Rozważania przy trzech pierwszych ołtarzach eucharystycznych poprowadził ks. kan. dr Tomasz Brzeziński, rektor Sanktuarium Bożego Miłosierdzia w Płocku. Odwoływał się do słów św. s. Faustyny Kowalskiej z „Dzienniczka”. Zapisała ona między innymi: „Komunia św. jest mi zapewnieniem, że zwyciężę, i tak bywa” (Dz 91). Kaznodzieja mówił też o „czystej miłości” jaką ofiaruje Bóg w Najświętszym Sakramencie, o pójściu z Nim w „procesji życia” Podkreślił, że człowiek wierzy w Boga we wspólnocie, w Kościele, który jest Mistycznym Ciałem Chrystusa.
Przy czwartym ołtarzu, przy kościele parafii pw. św. Jana Chrzciciela, homilię wygłosił biskup płocki Szymon Stułkowski.
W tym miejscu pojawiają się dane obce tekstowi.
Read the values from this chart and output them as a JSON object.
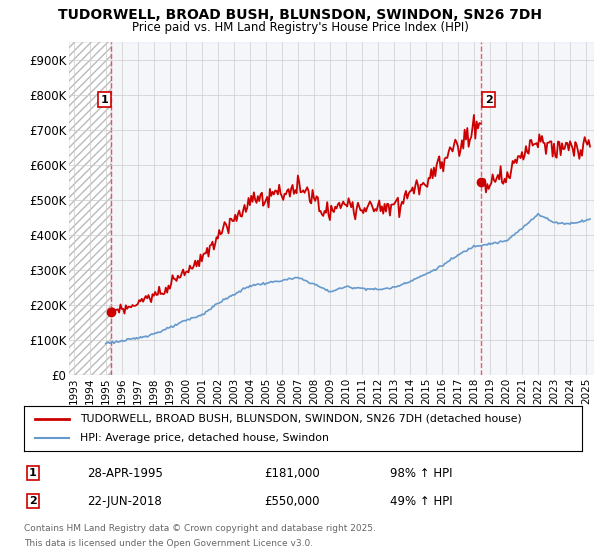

Przyznał, że kiedyś usłyszał pytanie, czy człowiek, który „co niedzielę chodzi do kościoła i robi piekło w domu, powinien chodzić na Mszę św.”. Odpowiedział, że Eucharystia może być nieskuteczna, gdy spotyka się z nienawróconym sercem człowieka.
Pasterz Kościoła płockiego powiedział też, że lubi, gdy niesie monstrancję z Najświętszym Sakramentem, tak ją wysoko unieść, by szklane okienko monstrancji, w którym jest konsekrowana Hostia, stało się lustrem. Wtedy widzi głowy tych, którzy idą za Jezusem: - Bóg zbiera nas w tej Hostii, mieścimy się tam wszyscy, nie tylko idący w procesji – zauważył biskup.
Dodał, że Jezus pozwala się łamać w świętym chlebie i rozdawać, aby ludzie Go spożywali, każdy po cząsteczce, żeby z ludzi utworzyła się” żywa hostia”, cząstki się zjednoczyły w jeden chleb – w wierzących w Niego. Nie jest to proste. Potrzeba „świętego chleba”, żeby przełamywać różne przyzwyczajenia do zła, agresji, cynizmu, krzywdzenia innych.
- Jezus jest w Eucharystii lekarstwem, które sprawia, że nasze słabości, nasze choroby mogą być uleczone - ale potrzebuje współpracy z nami, nie działa automatycznie. Eucharystia będzie nieskuteczna, kiedy moje serce będzie nienawrócone – zaakcentował bp Stułkowski.
Biskup odniósł się też do obecnej sytuacji w mieście: do pracy przy inwestycji PKN Orlen Olefiny III przyjeżdża wielu ludzi z krańców świata. Niektórzy, to chrześcijanie i katolicy, spotyka się ich w płockich kościołach. Biskup płocki jest zobowiązany, by dać im dostęp do chleba żywego, do Eucharystii, do sakramentów, do słowa Bożego. Większość przyjezdnych pochodzi jednak z krajów niechrześcijańskich.
Dodał, że potrzeba modlitwy, by potrafić się w tej różnorodności odnaleźć, nie patrzeć na siebie wilkiem, pamiętać, że przed laty wielu Polaków wyjeżdżało do krajów, które nie były chrześcijańskie.